Our greatest selections don’t come after we’re overwhelmed or exhausted.
#3 Our product, service, and gross sales are higher and our enterprise has 2X’d in lower than a yr.
Since becoming a member of the Good Sam workforce, we’ve made a number of strategic hires and leveraged a big enterprise to gas our progress. We’ve been in a position to do issues I wished to do whereas bootstrapping the enterprise however might by no means afford to do (like scale up our improvement workforce!).
This week I shared with Alyssa the map beneath which has pinpoints of all of the parks that at the moment are utilizing the reserving platform we created. As an entrepreneur, one of many driving motivating elements for me was freedom however I additionally wished to develop one thing bigger than myself that made an influence.
Once I was making an attempt to resolve if I wished to promote CB or not, cash and freedom had been main elements. However there was additionally the query of if promoting would do proper by our prospects and make the product higher. Now, our product is extra secure with infinitely higher help so we offer a greater all-around buyer expertise.
My Greatest Fears About “Shedding Freedom”
The largest concern about transitioning from an entrepreneur to an worker was across the ingredient of shedding freedom in going again to a “actual job”. Nevertheless, how a lot freedom do you even have once you eat, dwell, sleep and breathe your startup? Up to now three years, I began working increasingly more, lacking out on time with household and stressing over the corporate after I ought to’ve been specializing in what’s most essential to me. I acknowledge on reflection that if you need freedom, a tech firm might not be the most effective path in the direction of having it.
At this time
At this time, I’m lighter than I used to be a yr in the past. I’m a a lot happier particular person since we bought the corporate and haven’t any complaints. I used to be harassed and anxious more often than not. Now I’m not.
Our son, Eli, was born in October and this time round I had a really beneficiant paternity depart, which I’ll perpetually be pleased about. Throughout my three months of depart, we spent over a month visiting household and pals, even making a spontaneous journey out to Disney World.

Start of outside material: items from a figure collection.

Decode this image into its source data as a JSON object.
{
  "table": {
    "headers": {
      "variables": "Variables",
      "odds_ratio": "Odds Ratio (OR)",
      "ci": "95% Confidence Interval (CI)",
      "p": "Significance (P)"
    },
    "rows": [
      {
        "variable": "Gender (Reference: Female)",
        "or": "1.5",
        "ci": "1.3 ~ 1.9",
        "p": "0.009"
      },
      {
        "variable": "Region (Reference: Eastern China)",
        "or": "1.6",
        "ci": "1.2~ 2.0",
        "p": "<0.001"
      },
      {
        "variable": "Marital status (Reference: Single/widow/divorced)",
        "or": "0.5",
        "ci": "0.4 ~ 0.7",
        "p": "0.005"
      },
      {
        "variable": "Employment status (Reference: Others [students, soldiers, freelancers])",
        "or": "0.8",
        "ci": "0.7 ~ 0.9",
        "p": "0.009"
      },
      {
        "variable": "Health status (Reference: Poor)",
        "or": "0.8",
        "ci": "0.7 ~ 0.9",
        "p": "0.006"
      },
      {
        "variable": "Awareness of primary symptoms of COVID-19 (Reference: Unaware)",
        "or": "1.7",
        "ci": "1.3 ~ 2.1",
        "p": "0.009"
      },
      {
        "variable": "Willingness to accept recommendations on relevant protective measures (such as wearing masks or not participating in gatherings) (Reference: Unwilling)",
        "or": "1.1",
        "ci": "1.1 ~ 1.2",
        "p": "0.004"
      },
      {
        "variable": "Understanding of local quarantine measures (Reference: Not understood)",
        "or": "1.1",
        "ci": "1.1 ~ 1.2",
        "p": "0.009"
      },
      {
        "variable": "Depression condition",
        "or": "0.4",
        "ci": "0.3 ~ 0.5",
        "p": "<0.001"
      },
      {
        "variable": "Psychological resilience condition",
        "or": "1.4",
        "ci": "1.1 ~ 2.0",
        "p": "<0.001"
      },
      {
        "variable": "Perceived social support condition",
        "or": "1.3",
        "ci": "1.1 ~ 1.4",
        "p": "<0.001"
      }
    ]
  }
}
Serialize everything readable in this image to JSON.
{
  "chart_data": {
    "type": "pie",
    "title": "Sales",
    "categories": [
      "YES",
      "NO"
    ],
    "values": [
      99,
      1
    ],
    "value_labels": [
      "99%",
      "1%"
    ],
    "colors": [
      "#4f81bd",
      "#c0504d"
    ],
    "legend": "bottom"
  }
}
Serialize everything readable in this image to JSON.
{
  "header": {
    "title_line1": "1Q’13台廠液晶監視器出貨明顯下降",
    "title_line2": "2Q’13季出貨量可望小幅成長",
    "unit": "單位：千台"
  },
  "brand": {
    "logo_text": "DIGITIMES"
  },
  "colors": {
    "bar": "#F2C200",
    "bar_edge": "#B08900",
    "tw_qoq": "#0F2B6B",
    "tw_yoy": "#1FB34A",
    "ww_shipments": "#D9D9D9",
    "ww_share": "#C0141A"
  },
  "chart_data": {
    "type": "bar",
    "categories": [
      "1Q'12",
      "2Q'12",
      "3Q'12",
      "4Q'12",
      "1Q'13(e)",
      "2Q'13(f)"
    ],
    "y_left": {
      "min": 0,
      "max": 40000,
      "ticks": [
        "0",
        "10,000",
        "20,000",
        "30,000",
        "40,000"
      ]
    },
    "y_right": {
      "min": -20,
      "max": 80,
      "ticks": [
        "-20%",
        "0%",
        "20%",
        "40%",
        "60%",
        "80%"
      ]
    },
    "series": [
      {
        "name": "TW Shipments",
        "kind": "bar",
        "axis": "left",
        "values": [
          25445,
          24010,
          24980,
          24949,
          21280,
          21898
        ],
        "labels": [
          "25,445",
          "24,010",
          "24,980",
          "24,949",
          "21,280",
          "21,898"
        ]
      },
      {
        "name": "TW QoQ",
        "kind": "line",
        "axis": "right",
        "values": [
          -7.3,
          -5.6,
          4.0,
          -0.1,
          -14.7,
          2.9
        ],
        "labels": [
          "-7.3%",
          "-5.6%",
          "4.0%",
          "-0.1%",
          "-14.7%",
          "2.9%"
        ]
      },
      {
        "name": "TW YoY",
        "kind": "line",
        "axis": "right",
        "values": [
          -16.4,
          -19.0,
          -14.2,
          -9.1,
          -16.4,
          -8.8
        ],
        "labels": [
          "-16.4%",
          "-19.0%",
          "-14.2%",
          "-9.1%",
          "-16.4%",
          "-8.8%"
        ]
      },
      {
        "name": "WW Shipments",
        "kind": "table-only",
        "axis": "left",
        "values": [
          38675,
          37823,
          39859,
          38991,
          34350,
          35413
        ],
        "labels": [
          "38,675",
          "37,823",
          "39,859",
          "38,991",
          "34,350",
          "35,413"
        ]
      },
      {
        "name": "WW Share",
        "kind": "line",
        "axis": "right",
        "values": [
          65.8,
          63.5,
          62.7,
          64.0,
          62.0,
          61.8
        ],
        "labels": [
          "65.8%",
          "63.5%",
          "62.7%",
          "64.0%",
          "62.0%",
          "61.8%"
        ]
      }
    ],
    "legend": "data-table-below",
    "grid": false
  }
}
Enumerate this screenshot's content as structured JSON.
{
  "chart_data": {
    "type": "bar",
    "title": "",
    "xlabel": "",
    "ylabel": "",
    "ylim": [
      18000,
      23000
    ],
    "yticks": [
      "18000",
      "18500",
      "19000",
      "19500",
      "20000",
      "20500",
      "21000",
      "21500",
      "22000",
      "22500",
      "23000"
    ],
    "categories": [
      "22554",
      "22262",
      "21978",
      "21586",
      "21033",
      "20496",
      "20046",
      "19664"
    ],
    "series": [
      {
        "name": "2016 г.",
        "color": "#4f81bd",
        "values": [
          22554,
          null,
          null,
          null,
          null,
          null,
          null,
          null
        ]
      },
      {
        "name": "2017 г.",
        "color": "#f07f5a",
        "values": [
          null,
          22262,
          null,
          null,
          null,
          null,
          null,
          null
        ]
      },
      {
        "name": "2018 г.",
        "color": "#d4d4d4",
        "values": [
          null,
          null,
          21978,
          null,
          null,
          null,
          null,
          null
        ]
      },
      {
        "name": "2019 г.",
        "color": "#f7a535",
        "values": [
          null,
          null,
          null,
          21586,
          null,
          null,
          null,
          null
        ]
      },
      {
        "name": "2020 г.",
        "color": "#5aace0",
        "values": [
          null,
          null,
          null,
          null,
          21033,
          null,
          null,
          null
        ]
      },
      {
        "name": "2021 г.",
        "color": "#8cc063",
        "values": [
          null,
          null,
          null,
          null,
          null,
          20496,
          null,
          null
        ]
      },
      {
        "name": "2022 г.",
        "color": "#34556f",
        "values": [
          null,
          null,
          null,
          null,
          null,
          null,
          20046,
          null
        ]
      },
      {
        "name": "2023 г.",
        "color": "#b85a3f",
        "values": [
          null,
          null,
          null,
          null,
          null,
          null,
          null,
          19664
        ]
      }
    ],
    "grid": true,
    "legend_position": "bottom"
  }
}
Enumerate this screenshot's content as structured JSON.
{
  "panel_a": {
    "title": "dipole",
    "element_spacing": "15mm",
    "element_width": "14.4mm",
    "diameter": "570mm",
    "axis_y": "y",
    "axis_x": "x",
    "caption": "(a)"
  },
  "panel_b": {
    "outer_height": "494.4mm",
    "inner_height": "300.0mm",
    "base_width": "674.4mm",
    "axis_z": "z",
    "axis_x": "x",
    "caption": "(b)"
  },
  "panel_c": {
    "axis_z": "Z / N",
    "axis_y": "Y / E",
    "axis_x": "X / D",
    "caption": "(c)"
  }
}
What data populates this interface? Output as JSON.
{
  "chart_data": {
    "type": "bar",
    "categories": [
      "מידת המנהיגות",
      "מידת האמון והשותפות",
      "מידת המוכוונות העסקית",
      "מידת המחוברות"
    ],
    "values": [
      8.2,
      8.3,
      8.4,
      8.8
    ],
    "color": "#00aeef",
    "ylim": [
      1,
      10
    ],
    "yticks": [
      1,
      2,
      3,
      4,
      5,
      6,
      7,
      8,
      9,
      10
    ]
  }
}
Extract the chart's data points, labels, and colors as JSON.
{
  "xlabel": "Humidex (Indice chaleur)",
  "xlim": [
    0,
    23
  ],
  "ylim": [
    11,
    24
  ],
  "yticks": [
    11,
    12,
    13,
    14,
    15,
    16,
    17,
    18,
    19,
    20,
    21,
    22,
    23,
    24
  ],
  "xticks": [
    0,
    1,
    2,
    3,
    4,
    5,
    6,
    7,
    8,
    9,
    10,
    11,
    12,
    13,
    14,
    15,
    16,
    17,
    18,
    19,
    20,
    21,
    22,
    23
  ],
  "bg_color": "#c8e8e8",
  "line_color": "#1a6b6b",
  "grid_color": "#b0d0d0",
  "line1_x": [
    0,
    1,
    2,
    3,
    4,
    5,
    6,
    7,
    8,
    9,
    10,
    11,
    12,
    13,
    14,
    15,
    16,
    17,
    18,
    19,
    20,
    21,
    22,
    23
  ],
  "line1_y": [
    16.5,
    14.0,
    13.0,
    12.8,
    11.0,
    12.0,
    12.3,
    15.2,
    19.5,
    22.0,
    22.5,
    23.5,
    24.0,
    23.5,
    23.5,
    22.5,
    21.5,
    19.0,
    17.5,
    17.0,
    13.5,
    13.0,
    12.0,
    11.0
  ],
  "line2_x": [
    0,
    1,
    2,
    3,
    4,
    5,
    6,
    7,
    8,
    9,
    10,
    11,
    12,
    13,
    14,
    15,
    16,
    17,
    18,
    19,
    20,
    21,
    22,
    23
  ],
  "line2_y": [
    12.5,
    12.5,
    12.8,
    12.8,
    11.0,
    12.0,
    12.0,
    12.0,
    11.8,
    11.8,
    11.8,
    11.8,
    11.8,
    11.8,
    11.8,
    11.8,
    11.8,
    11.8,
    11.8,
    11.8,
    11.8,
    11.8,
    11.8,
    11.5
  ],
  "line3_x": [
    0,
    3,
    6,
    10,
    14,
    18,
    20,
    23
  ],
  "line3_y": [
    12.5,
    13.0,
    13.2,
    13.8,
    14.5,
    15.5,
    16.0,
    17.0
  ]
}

Plus, now that I’m not the final line of protection to maintain the corporate alive and respiratory, Alyssa and I can journey once more with out feeling like I must be some other place. I assumed after we hit the street in 2014 that I’d by no means be an worker once more. Being entrepreneur was a badge of honor to me. However it’s given me a number of peace after years of hustling somewhat too exhausting.
I’ll all the time be an entrepreneur. Even now, inside an even bigger firm I’m serving to spin up new enterprise concepts. After so a few years of scheming I’m unsure I’m able to doing the rest. Whereas my official title as modified from CEO to Senior Director of Product Innovation (sure, it’s very lengthy and essential sounding), I’m excited for a way this chapter rounded up and for the chance to supply worth to a bigger firm.